世襲の君主制は、潜在的に民主主義と矛盾する要素をはらんでいる。
明治から昭和初期には、天皇の下に臣民がいて、天皇は全国を回り、東京や地方で親閲式などの儀式を行った。それに対して臣民ができたのは「奉仕」。君が代斉唱や万歳三唱、分列行進などの忠誠行動をとり、言葉はタブーだった。一糸乱れぬ姿勢を示すことで「君民一体」の空間ができ、「国体」が可視化された。
平成にはいって、福祉施設や被災地、かつての激戦地への行幸啓が非常に増えた。万単位の人々が万歳した「昭和」とはちがい、「平成流」では、天皇・皇后がひざをついて、一人ひとりと話す。今度は一対一の関係で、天皇と国民がひとつになる。それを皇太子・皇太子妃時代から約60年間続けている。累積すれば、すごい数になる。明治以降の近代の天皇制の基本構造を受け継ぎつつ、「国体」がミクロ化されているように見える。

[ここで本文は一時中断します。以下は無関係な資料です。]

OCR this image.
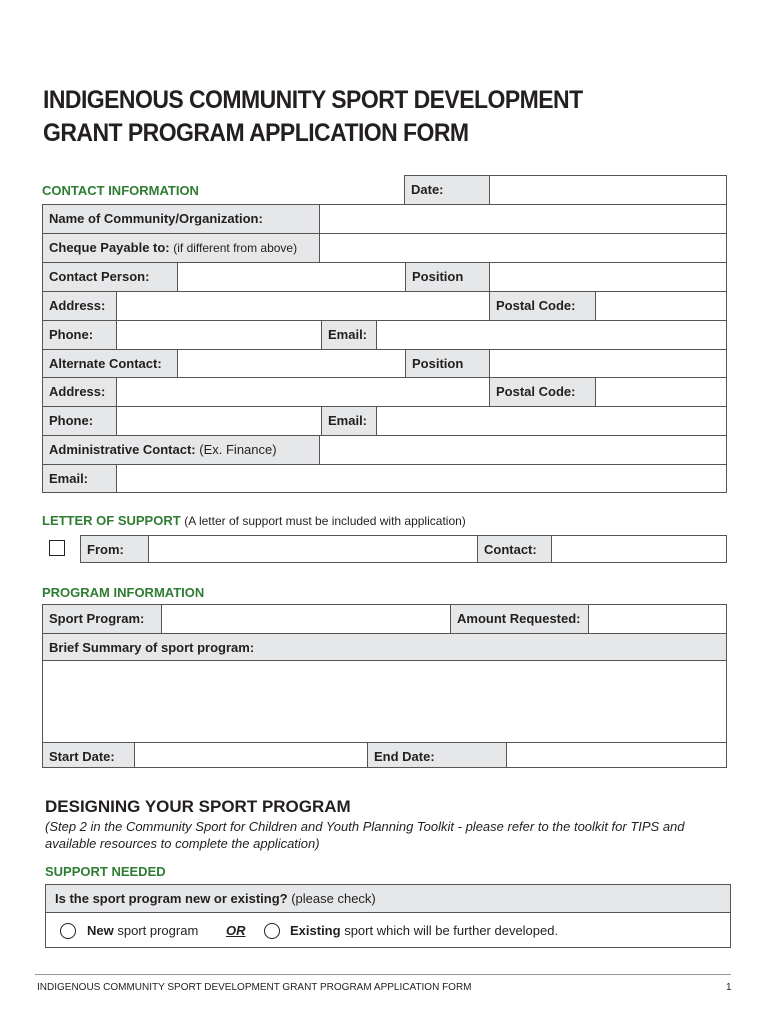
INDIGENOUS COMMUNITY SPORT DEVELOPMENT
GRANT PROGRAM APPLICATION FORM
CONTACT INFORMATION	Date:
Name of Community/Organization:
Cheque Payable to: (if different from above)
Contact Person:	Position
Address:	Postal Code:
Phone:	Email:
Alternate Contact:	Position
Address:	Postal Code:
Phone:	Email:
Administrative Contact: (Ex. Finance)
Email:
LETTER OF SUPPORT (A letter of support must be included with application)
From:	Contact:
PROGRAM INFORMATION
Sport Program:	Amount Requested:
Brief Summary of sport program:
Start Date:	End Date:
DESIGNING YOUR SPORT PROGRAM
(Step 2 in the Community Sport for Children and Youth Planning Toolkit - please refer to the toolkit for TIPS and available resources to complete the application)
SUPPORT NEEDED
Is the sport program new or existing? (please check)
New sport program OR	Existing sport which will be further developed.
INDIGENOUS COMMUNITY SPORT DEVELOPMENT GRANT PROGRAM APPLICATION FORM	1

天皇が内閣や議会を媒介せず、国民一人ひとりと結びつくことで、今の政治に対する「アンチ」につながっている側面もある。本来は野党が政権へのアンチにならなければいけないのに、そうならないで、天皇・皇后を理想化して、すがっている。政党政治が空洞化するという点で、超国家主義が台頭した昭和初期に通じるものがある。
いまでも天皇に対する批判はタブーだ。2016年8月、現天皇がビデオメッセージで「退位」の意向をにじませた際も、もっと議論があると思っていたが、多くの憲法学者や政治学者がすんなり認めた。天皇が「おことば」を発するや、それが絶対になる、ということは本来おかしい。
皇太子と雅子妃は、自然や水に親しみ、国家を超えた環境問題などグローバルなことに関心があるように見える。皇太子は登山が好きだが、天皇になってもお忍びで山にいったりするとおもしろい。そうなると大正天皇に近くなる。雅子妃も宮中のしきたりを変えるかもしれない。宮中では、女性に多くの負担がかかるしきたりが残り、雅子妃自身が苦しんできたからだ。